5. A method of weighing, using a weighing system that has been calibrated by a method according to claim 4, in which there is introduced into the weighing system a correction signal or correction signals relating to the latitude and the altitude of the place where the weighing is effected.

6. A method according to claim 4 or 5 in which a calibration or correction signal is employed which represents a prescribed band of latitudes and/or a prescribed band of altitudes.

7. A method according to any one of claims 4 to 6 in which a plurality of calibration or correction signals are stored in a memory and the required ones are drawn from the memory in accordance with the latitude and the altitude of the place concerned.

8. A precision weighing system including a transducer which produces a first signal in accordance with a force exerted by an article to be weighed, means for modifying that signal with another signal or other signals in accordance with the latitude and altitude of the place where the weighing system is situated, in order approximately to compensate for the fact that the effect of gravity is not the same as all latitudes and altitudes, and means for receiving the modified signal and using it to indicate and/or record the weight of the article.
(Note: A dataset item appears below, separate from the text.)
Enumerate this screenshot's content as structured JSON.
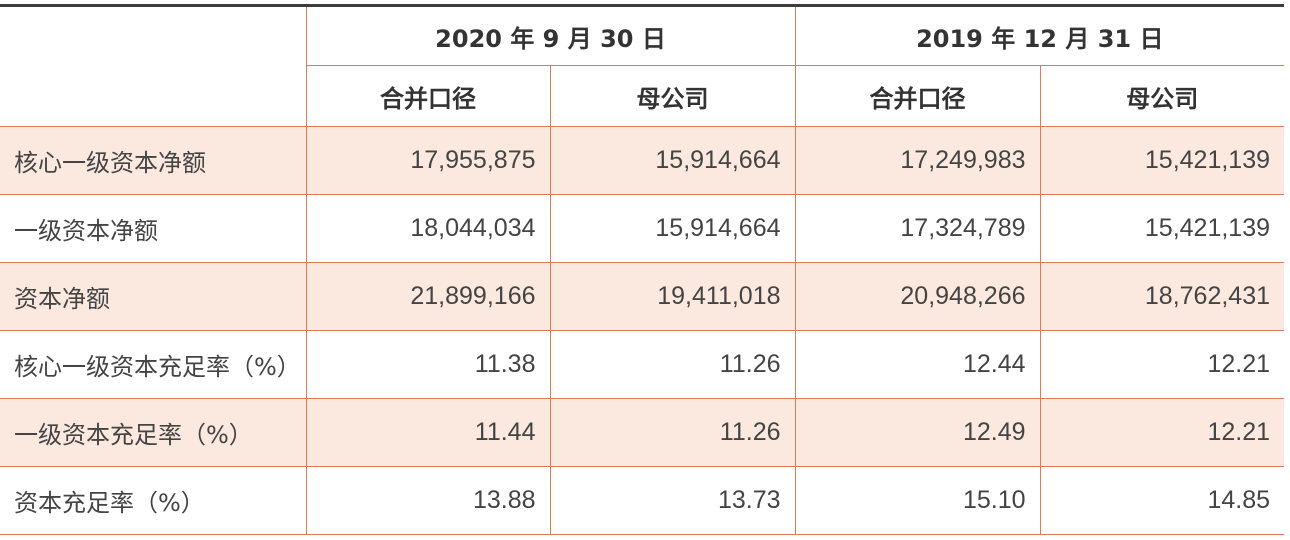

9. A system according to claim 8 including a memory in which are stored signals, for use in modifying said first signal, relating to at least all the latitudes and altitudes at which it is thought likely that the system will be calibrated or used for weighing.

10. A system according to claim 9 in which the stored signals are one for a band of latitude values, another for another band of latitude values, and so on, one for a band of altitude values, another for another band of altitude values, and so on.

11. A method of calibrating a weighing system, substantially as described above with reference to the accompanying drawing.

12. A method of weighing, substantially as described above with reference to the accompanying drawing.

13. A precision weighing system, substantially as described above with reference to the accompanying drawing.